Nvidia becomes world’s first $5 trillion company amid global AI investment boom, surpasses the GDP of Japan and the UK

Nvidia has become the world’s first firm to achieve a $5 trillion market valuation fueled by the explosive rise of artificial intelligence (AI) and the robust recovery in the US stock market.

The Silicon Valley semiconductor company reached the milestone just three months after breaching the $4 trillion threshold, highlighting its leadership of the global tech sector.

Nvidia’s market cap now bigger than major economies

The company’s new valuation , $5.05 trillion, is higher than the gross domestic product (GDP) of several major countries, including Japan, and the United Kingdom, according to data from the International Monetary Fund (IMF). Nvidia’s rise has outpaced its rivals in the chip sector, driven by the world’s growing dependence on its powerful processors that fuel most modern AI technologies.

When trading opened on Wednesday (29th October), Nvidia’s shares touched $207.86, with over 24.3 billion shares outstanding, officially pushing its market value past the $5 trillion mark. The soaring demand for Nvidia’s chips, considered the best in the world for training and running AI software, has been the key reason behind its rapid rise since early 2023.

The broader US stock market has also been on a record-setting spree this week, boosted by massive investments flowing into AI technologies.

New deals and partnerships fueling growth

Nvidia’s growth got another boost this week after CEO Jensen Huang revealed that the company had received $500 billion worth of chip orders. The company also announced several major deals, including a partnership with Uber to develop robotaxis and a $1 billion investment in Nokia to jointly work on next-generation 6G technology.

Additionally, Nvidia has teamed up with the US Department of Energy to build seven new AI supercomputers, which will further strengthen the country’s technological infrastructure.

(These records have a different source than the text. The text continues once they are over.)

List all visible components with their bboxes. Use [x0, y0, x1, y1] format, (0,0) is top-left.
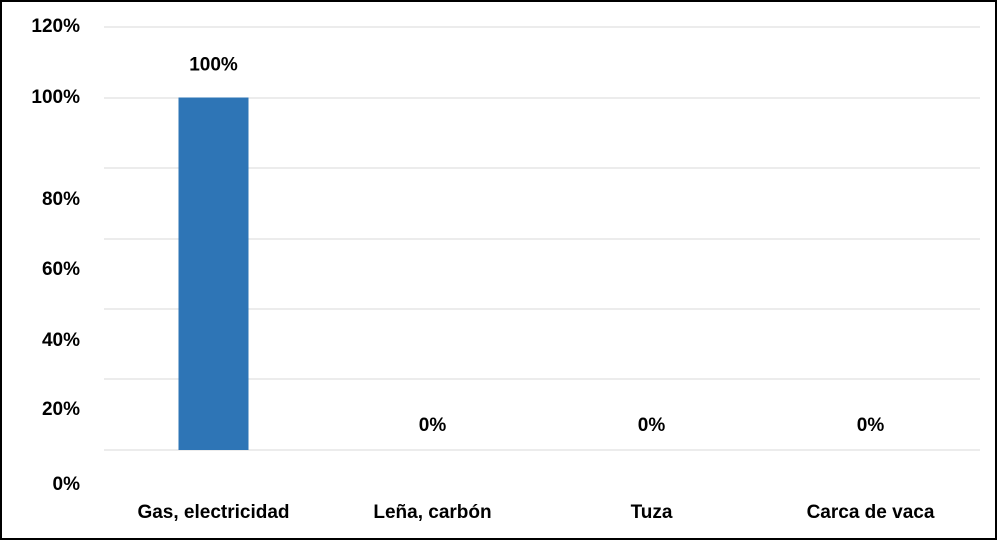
- x-category-label: Tuza: [631, 502, 673, 523]
- x-axis-categories: Gas, electricidad Leña, carbón Tuza Carca d…: [137, 502, 934, 523]
- y-tick-label: 120%: [31, 16, 80, 37]
- data-label: 0%: [857, 415, 885, 436]
- bar-chart: 0% 20% 40% 60% 80% 100% 120% Gas, electricidad…: [31, 16, 980, 523]
- y-tick-label: 80%: [42, 189, 80, 210]
- y-tick-label: 100%: [31, 87, 80, 108]
- x-category-label: Gas, electricidad: [137, 502, 289, 523]
- y-tick-label: 20%: [42, 399, 80, 420]
- x-category-label: Carca de vaca: [807, 502, 935, 523]
- y-axis-ticks: 0% 20% 40% 60% 80% 100% 120%: [31, 16, 80, 495]
- bars: [178, 97, 249, 450]
- data-label: 0%: [419, 415, 447, 436]
- data-label: 0%: [638, 415, 666, 436]
- data-label: 100%: [189, 55, 238, 76]
- bar: [178, 97, 249, 450]
- y-tick-label: 0%: [53, 474, 81, 495]
- data-labels: 100% 0% 0% 0%: [189, 55, 884, 437]
- y-tick-label: 60%: [42, 259, 80, 280]
- x-category-label: Leña, carbón: [373, 502, 491, 523]
- y-tick-label: 40%: [42, 330, 80, 351]
- gridlines: [104, 26, 980, 451]
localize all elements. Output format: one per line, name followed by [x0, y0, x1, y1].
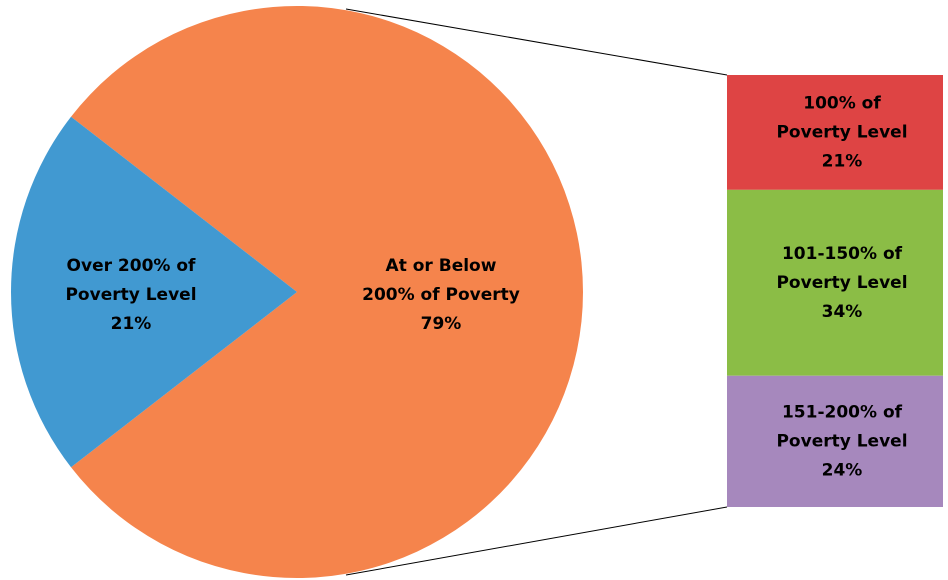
pie-slice-0	[71, 5, 584, 578]
pie: At or Below 200% of Poverty 79% Over 200% o…	[10, 5, 584, 578]
pie-slice-label-0: At or Below 200% of Poverty 79%	[362, 256, 520, 334]
connector-line-top	[345, 8, 728, 76]
bar-segment-label-1: 101-150% of Poverty Level 34%	[776, 244, 907, 322]
bar-segment-1	[727, 189, 943, 376]
bar-segment-label-0: 100% of Poverty Level 21%	[776, 93, 907, 171]
connector-line-bottom	[345, 506, 728, 576]
bar-segment-2	[727, 375, 943, 507]
bar-segment-0	[727, 75, 943, 190]
pie-slice-1	[10, 116, 297, 468]
connector-lines	[345, 8, 728, 576]
bar-segment-label-2: 151-200% of Poverty Level 24%	[776, 402, 907, 480]
stacked-bar: 100% of Poverty Level 21% 101-150% of Povert…	[727, 75, 943, 507]
pie-slice-label-1: Over 200% of Poverty Level 21%	[65, 256, 196, 334]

The company’s chips also play a crucial role in the plans of OpenAI, the creator of ChatGPT,  which relies heavily on Nvidia’s hardware to power its artificial intelligence systems. Just last month, Nvidia confirmed that it would invest $100 billion in OpenAI as part of a major partnership that will add at least 10 gigawatts of new AI data centers to boost computing capacity.

Trump’s backing and rising influence

Nvidia’s success has also caught the attention of world leaders. During his visit to South Korea on Wednesday (29th October), US President Donald Trump praised Jensen Huang, calling him an “incredible guy.” Trump described Nvidia as one of America’s greatest success stories and hinted that his administration might allow a slightly less powerful version of Nvidia’s advanced Blackwell chip to be sold to China — a move that analysts believe could further drive up the company’s share price.

Trump also revealed in a financial disclosure that he personally owns up to $1.3 million worth of Nvidia shares, highlighting his confidence in the company’s future.

Concerns over an AI-driven market bubble

While Nvidia’s success story has inspired excitement across global markets, some economists have warned of a potential “AI bubble.” Officials at the Bank of England and the International Monetary Fund have raised concerns that stock prices inflated by AI enthusiasm could eventually crash if growth expectations don’t match reality.

Experts point to the circular nature of some deals, such as Nvidia’s $100 billion investment in OpenAI, as a potential red flag. Since OpenAI’s expansion depends heavily on buying Nvidia’s own chips, some analysts fear that the industry may be creating a self-reinforcing cycle of investment without clear revenue returns.